6. The next question is for what period the demand of duty should be made from the appellants-for a period of 6 months preceding the show cause notice or 5 years. Sh. Chatterjee submitted that the show cause notice served on the appellants did not contain any mention that short levy was caused by reason of collusion, fraud or mis-statement on the part of the appellants and therefore the demand could rot be for the extended period of 5 years, but could only be limited to a period of 6 months preceding the show cause notice. Sh. Chatterjee for this argument relied on a decision of C.E.G.A.T. in the case of M/s.

Ravindra Steel Ltd., Nagpur v. Collector of Central Excise, Nagpur reported in 1983 ECR 294 (D) (CEGAT).

7. We have gone through the show cause notice dated 25-3-1981 served on the appellants. We find that except for mentioning Rule 9(2), the show cause notice does not allege any collusion, fraud, wilful mis-statement or suppression of facts on the part of the appellants. In the absence of these allegations in the show cause notice, the extended time limit of 5 years would not be applicable to the case and the time limit applicable could only be 6 months. The demand of duty, therefore, from the appellants would be restricted only to a period of 6 months preceding the date of show cause notice i.e. 25-3-1981and rest of demand of duty would have to be set aside.

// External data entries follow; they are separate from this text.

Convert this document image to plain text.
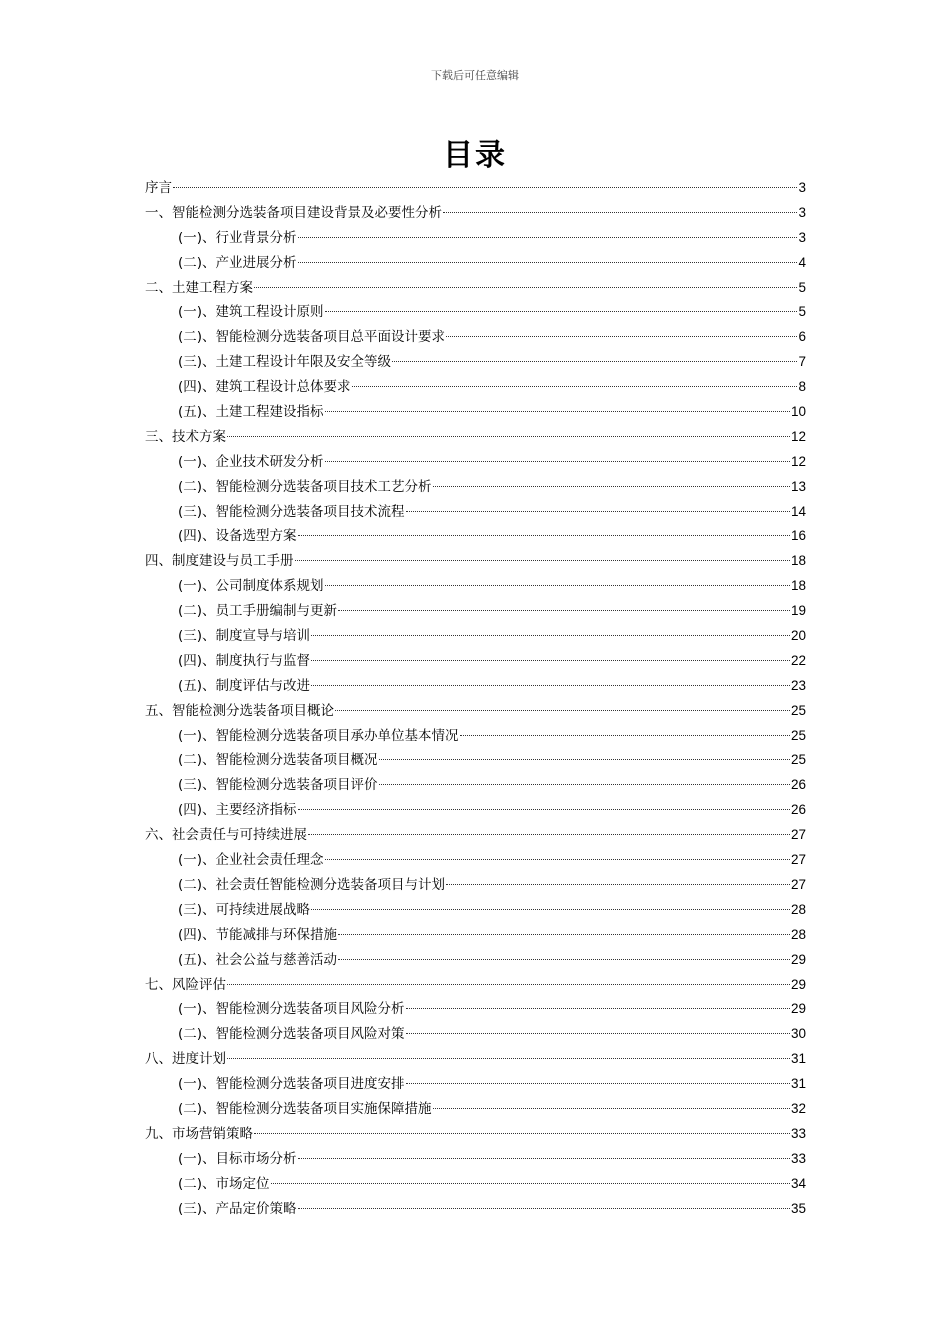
下载后可任意编辑
目录
序言	3
一、智能检测分选装备项目建设背景及必要性分析	3
(一)、行业背景分析	3
(二)、产业进展分析	4
二、土建工程方案	5
(一)、建筑工程设计原则	5
(二)、智能检测分选装备项目总平面设计要求	6
(三)、土建工程设计年限及安全等级	7
(四)、建筑工程设计总体要求	8
(五)、土建工程建设指标	10
三、技术方案	12
(一)、企业技术研发分析	12
(二)、智能检测分选装备项目技术工艺分析	13
(三)、智能检测分选装备项目技术流程	14
(四)、设备选型方案	16
四、制度建设与员工手册	18
(一)、公司制度体系规划	18
(二)、员工手册编制与更新	19
(三)、制度宣导与培训	20
(四)、制度执行与监督	22
(五)、制度评估与改进	23
五、智能检测分选装备项目概论	25
(一)、智能检测分选装备项目承办单位基本情况	25
(二)、智能检测分选装备项目概况	25
(三)、智能检测分选装备项目评价	26
(四)、主要经济指标	26
六、社会责任与可持续进展	27
(一)、企业社会责任理念	27
(二)、社会责任智能检测分选装备项目与计划	27
(三)、可持续进展战略	28
(四)、节能减排与环保措施	28
(五)、社会公益与慈善活动	29
七、风险评估	29
(一)、智能检测分选装备项目风险分析	29
(二)、智能检测分选装备项目风险对策	30
八、进度计划	31
(一)、智能检测分选装备项目进度安排	31
(二)、智能检测分选装备项目实施保障措施	32
九、市场营销策略	33
(一)、目标市场分析	33
(二)、市场定位	34
(三)、产品定价策略	35
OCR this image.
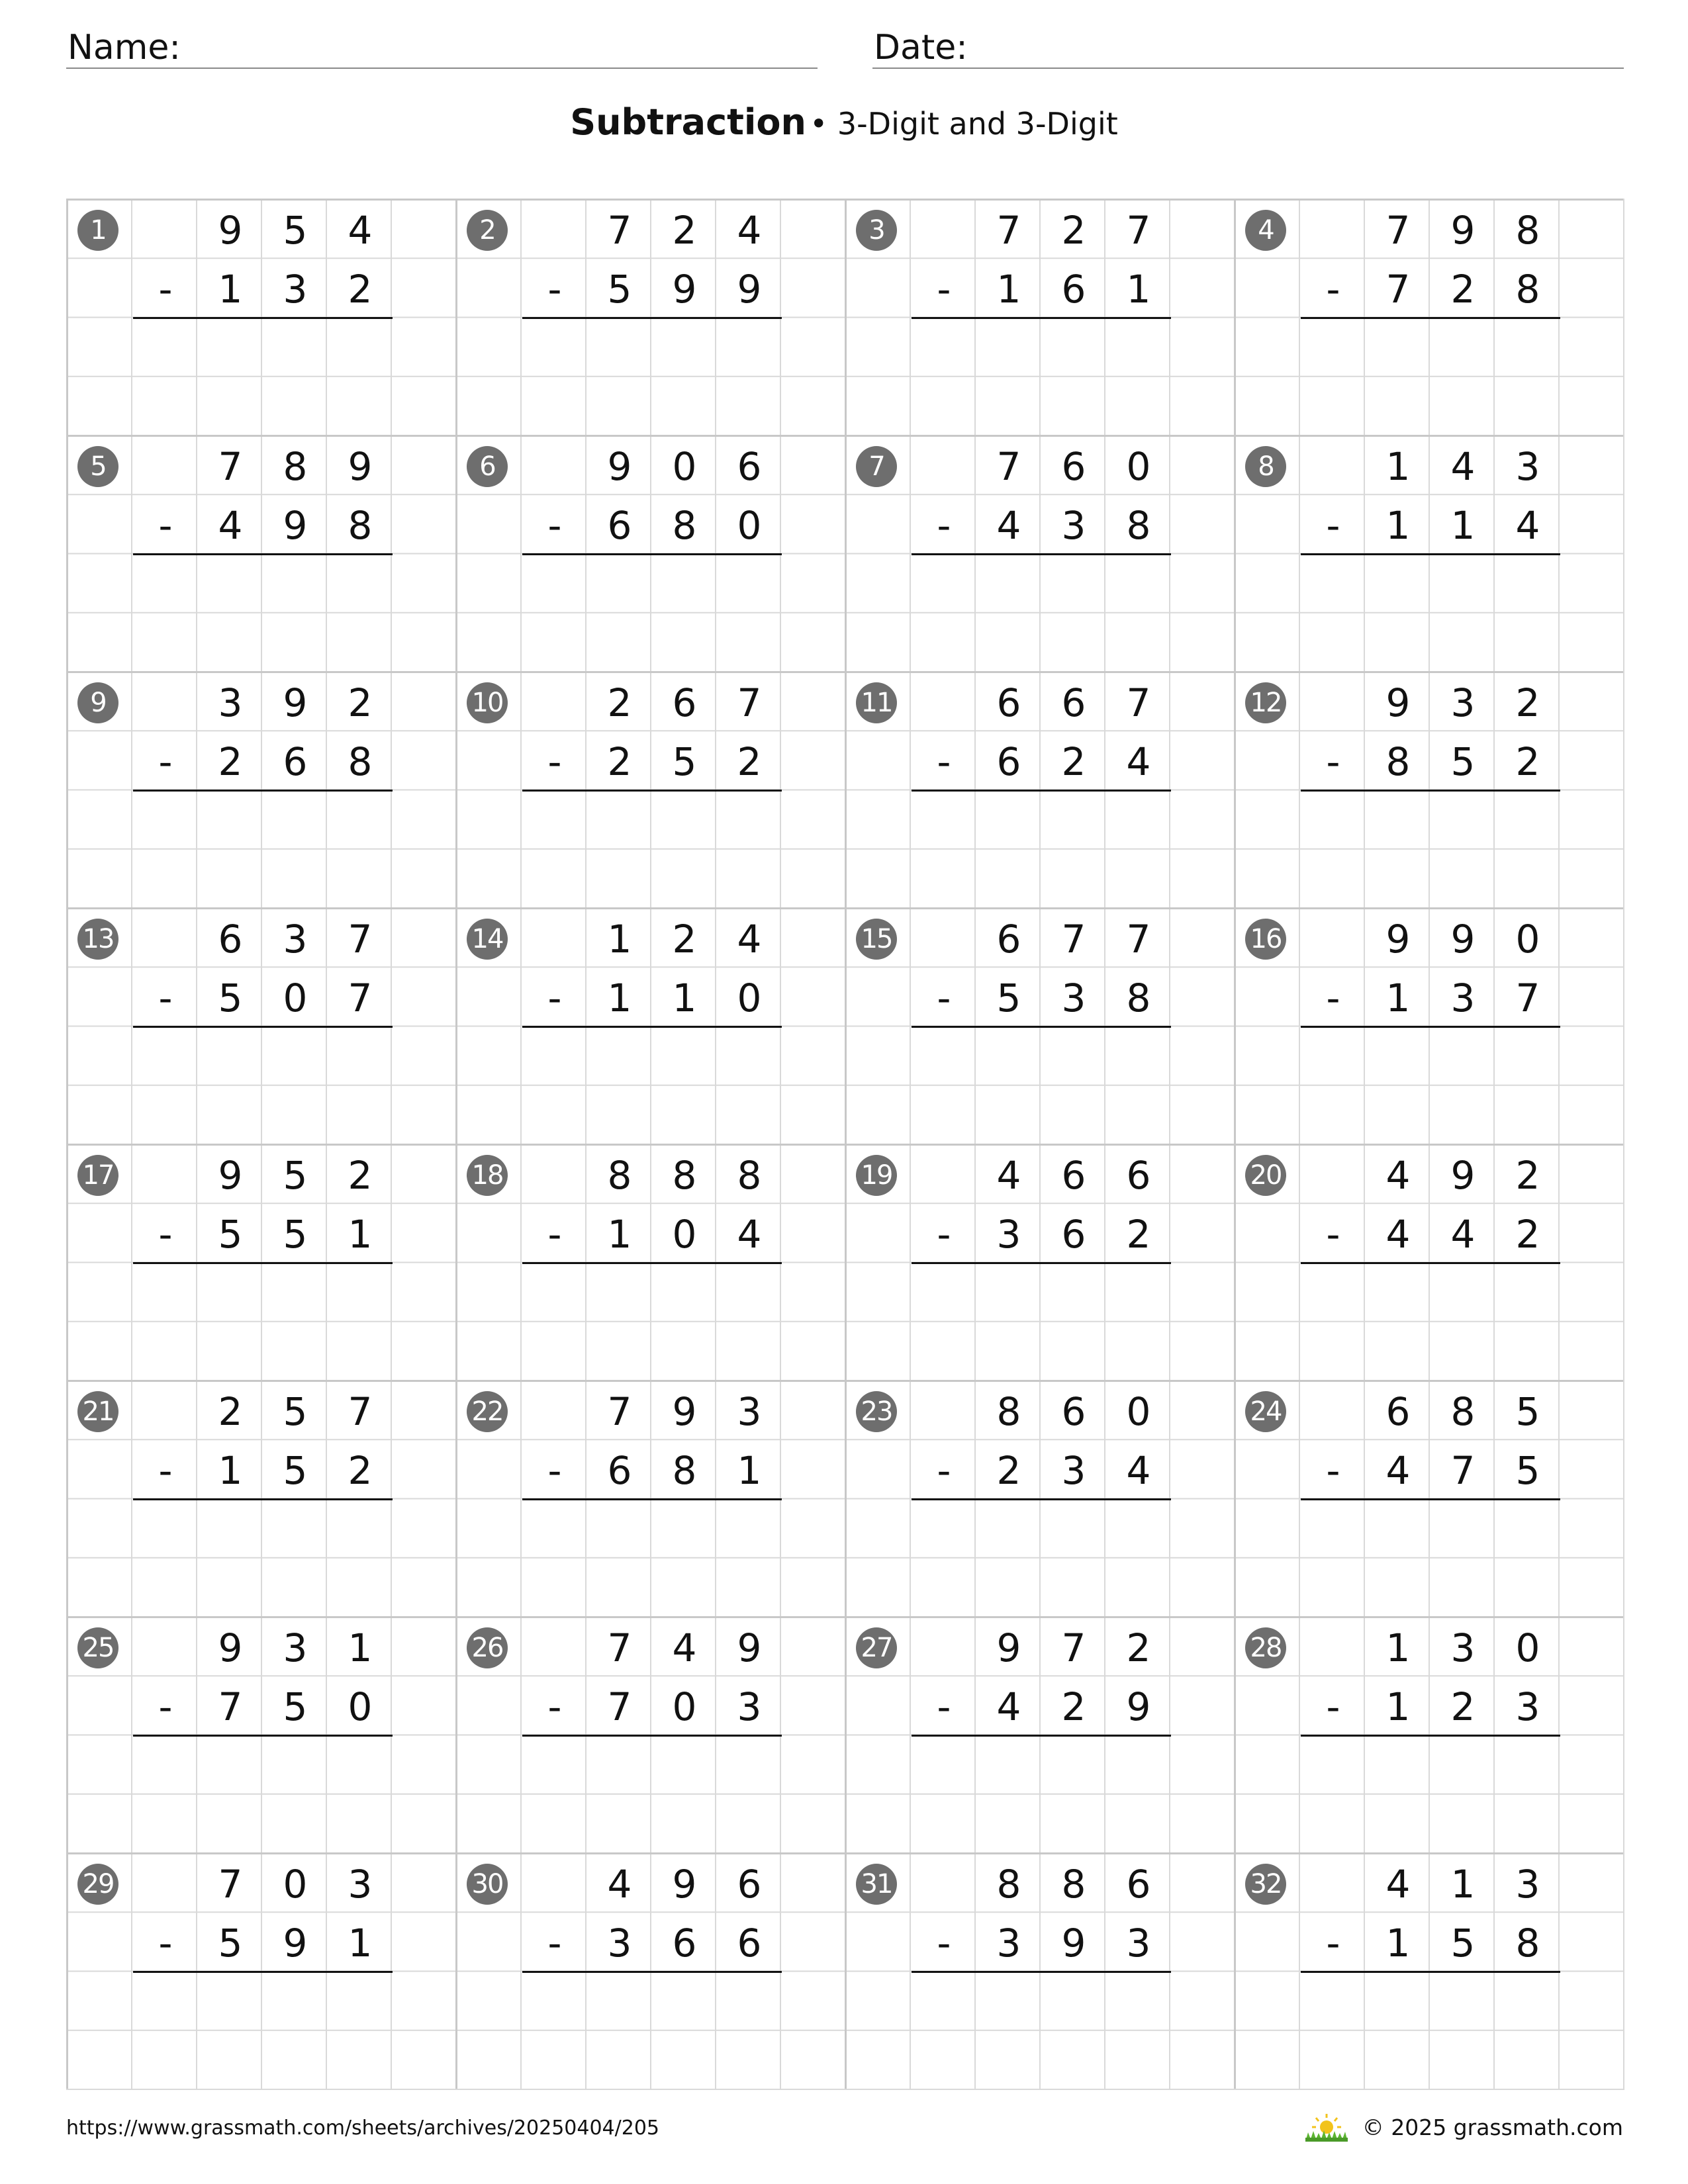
Name:	Date:
Subtraction • 3-Digit and 3-Digit
1	9	5	4
-	1	3	2
2	7	2	4
-	5	9	9
3	7	2	7
-	1	6	1
4	7	9	8
-	7	2	8
5	7	8	9
-	4	9	8
6	9	0	6
-	6	8	0
7	7	6	0
-	4	3	8
8	1	4	3
-	1	1	4
9	3	9	2
-	2	6	8
10	2	6	7
-	2	5	2
11	6	6	7
-	6	2	4
12	9	3	2
-	8	5	2
13	6	3	7
-	5	0	7
14	1	2	4
-	1	1	0
15	6	7	7
-	5	3	8
16	9	9	0
-	1	3	7
17	9	5	2
-	5	5	1
18	8	8	8
-	1	0	4
19	4	6	6
-	3	6	2
20	4	9	2
-	4	4	2
21	2	5	7
-	1	5	2
22	7	9	3
-	6	8	1
23	8	6	0
-	2	3	4
24	6	8	5
-	4	7	5
25	9	3	1
-	7	5	0
26	7	4	9
-	7	0	3
27	9	7	2
-	4	2	9
28	1	3	0
-	1	2	3
29	7	0	3
-	5	9	1
30	4	9	6
-	3	6	6
31	8	8	6
-	3	9	3
32	4	1	3
-	1	5	8
https://www.grassmath.com/sheets/archives/20250404/205	© 2025 grassmath.com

8. As to penalty, it is seen that though the appellants did not enter the demo records in the statutory records at the time of removal to their head office, they did enter them in other records and the material placed before us shows that the Excise authorities were aware of the production of these demo records. It was not for the first time that the appellants produced these demo records but it would appear that this production had continued for quite some time and was in the knowledge of the Excise authorities. The removal of records from the factory to the head office, considering all the facts and circumances of the case and other records maintained by the appellants, which were produced by them before the Excise authorities, cannot be said to have been with intent to evade payment of excise duty. On the facts and circumstances, we do not think that imposition of penalty on the appellants is justified. If is therefore, set aside.

As a result, the penalty imposed against the appellants is set aside and the demand of duty is restricted to a period of 6 months preceding the date of show cause notice. The appeal is thus partly allowed.